To replicate this example, proceed as follows:

  1. In the rule list on the upper-left corner of the Interpreter test view, click the rule element. This means that you need to test the whole set of rules.

  2. In the data sample box docked on the upper part of the test view, type in a piece of data sample.

    In this example, it is 34-9923, Monolithic Membrane 6125; four by eight sheet, 26 lbs 26 lbs. This data describes a merchandise.

  3. Click the save button in the upper-right corner of this data sample area to save this test case and type in a name in the [Save test case] dialog box, for example, SKU.

  4. Click OK.

    This test case is displayed in the test-case list on the lower-left corner. The Interpreter test view should look like the following:

  5. Click the button on the upper-right corner to run this test. Once done, the test result is displayed on the lower part of this view.

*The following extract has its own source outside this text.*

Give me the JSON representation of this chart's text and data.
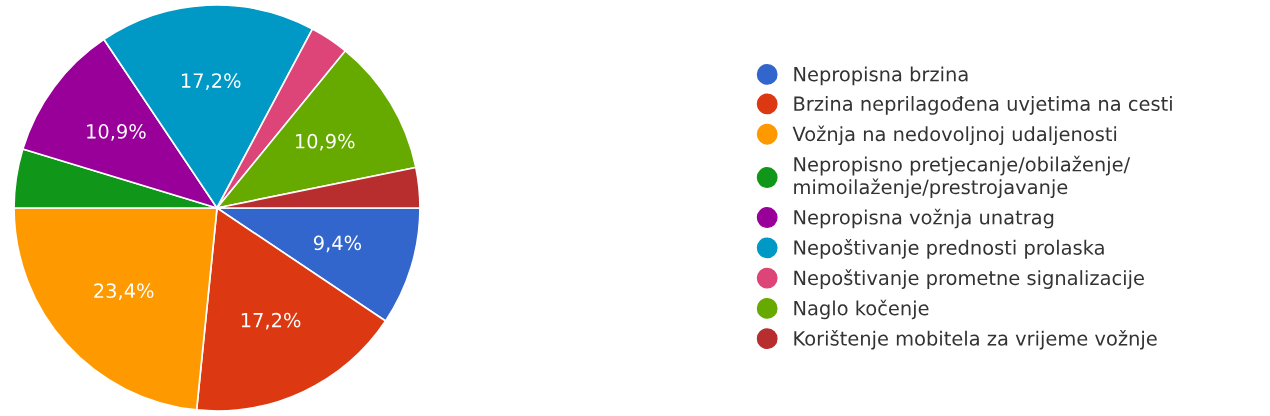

    From this result, you can easily find where you can improve the given rules. The data four by eight sheet represents a size but it is not matched up to the corresponding rule. So you can consider to add new rules or modify the existing rules. Both ways are contextual and no one is necessarily better than the other. In this example, we add an Enumeration rule and modify the length and the LengthUnit rules to improve the matching exactness.

    Name

    Type

    Value

    "length"

    "Format"

    "(INT | FRACTION | DECIMAL ) LengthUnit | Number LengthUnit?"

    "Number"

    "Enumeration"

    "'four' | 'eight' "

    "LengthUnit"

    "Enumeration"

    " 'm' | '\'' | 'inch' | 'sheet' | 'inches' | '\"' "

    The new length rule means that four or eight with or without a length unit could be matched.

    Note

    To update these rules, you have to grasp the ANTLR grammar and the ANTLR symbols used to write a rule. For further information, see Talend Components Reference Guide, and for further information, check the ANTLR's website.

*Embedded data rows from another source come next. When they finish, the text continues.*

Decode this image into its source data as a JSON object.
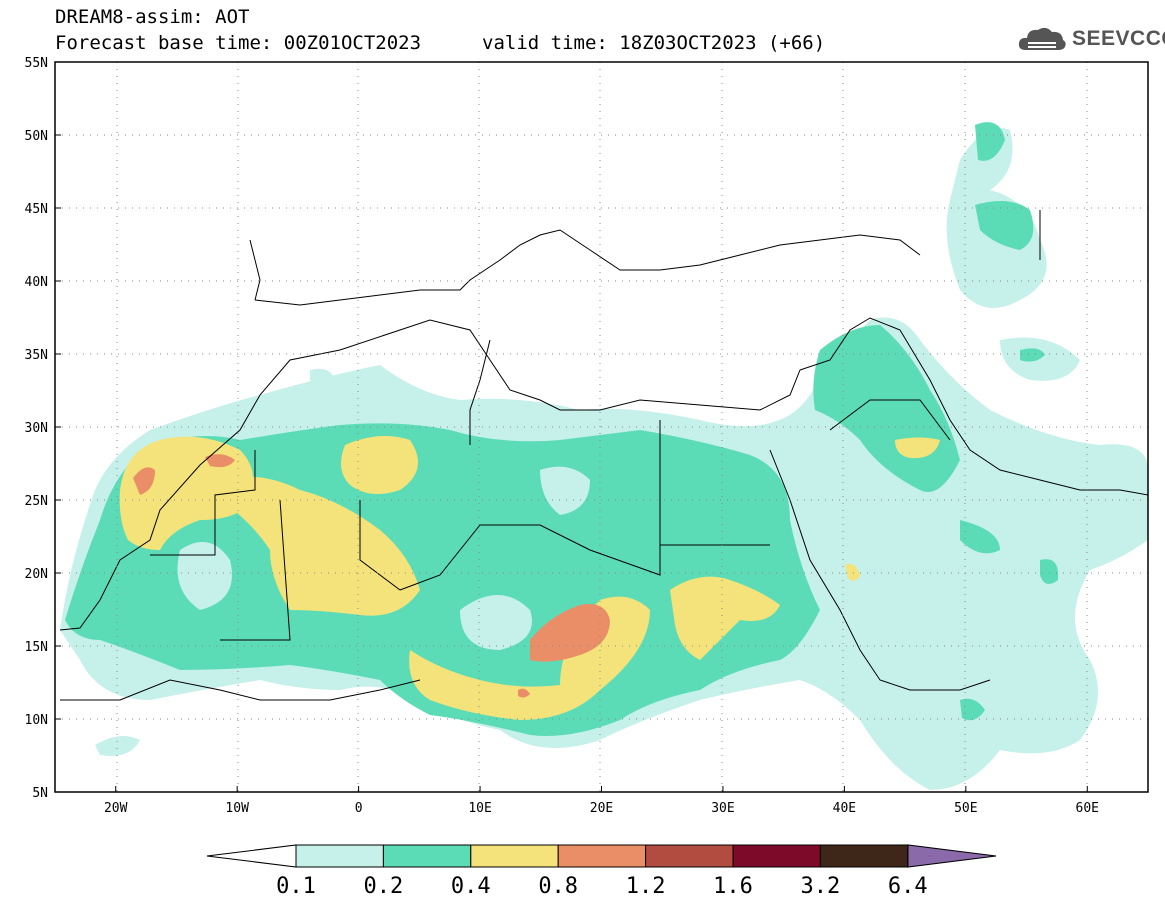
{
  "title": {
    "line1": "DREAM8-assim: AOT",
    "line2": "Forecast base time: 00Z01OCT2023",
    "valid": "valid time: 18Z03OCT2023 (+66)"
  },
  "logo": {
    "text": "SEEVCCC",
    "icon": "cloud-icon"
  },
  "map": {
    "lat_labels": [
      "55N",
      "50N",
      "45N",
      "40N",
      "35N",
      "30N",
      "25N",
      "20N",
      "15N",
      "10N",
      "5N"
    ],
    "lat_values": [
      55,
      50,
      45,
      40,
      35,
      30,
      25,
      20,
      15,
      10,
      5
    ],
    "lon_labels": [
      "20W",
      "10W",
      "0",
      "10E",
      "20E",
      "30E",
      "40E",
      "50E",
      "60E"
    ],
    "lon_values": [
      -20,
      -10,
      0,
      10,
      20,
      30,
      40,
      50,
      60
    ],
    "lon_range": [
      -25,
      65
    ],
    "lat_range": [
      5,
      55
    ]
  },
  "colorbar": {
    "levels": [
      "0.1",
      "0.2",
      "0.4",
      "0.8",
      "1.2",
      "1.6",
      "3.2",
      "6.4"
    ],
    "colors": [
      "#ffffff",
      "#c6f0ea",
      "#5cdcb6",
      "#f4e37a",
      "#ea8e68",
      "#b24c40",
      "#7c0a28",
      "#3e2618",
      "#8a6aa8"
    ]
  }
}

  6. Click the save button beneath the rule table to refresh the test view and re-generate the parser code. The data sample area and the test result area become empty.

  7. In the test-case list on the down-left corner, select the SKU data sample you have saved earlier.

  8. Click the play button again in the upper-right corner to run this test. Once done, the new test result is displayed in the corresponding area:

    From this result, you can see that the four by eight sheet data has been matched up to the Size rule of the Combination type.

    Note

    The test view does not present the name of any Combination rules as this type allows the repetition of rule names. In the ANTLR Grammar tab view, names of the Combination rules, not always unique, are not generated as code in order to avoid duplicate errors. The following figure shows the code corresponding to this example: the name Size is always a literal value between quotation marks without its equivalent code element while the format rules SKU and length have their equivalent code elements sku and length. For further information about ANTLR grammar, see ANTLR website.

    If required, you can continue improving these rules by using more data samples. The results are always open-ended and this test view allows you to compose the rules that best fulfill your needs.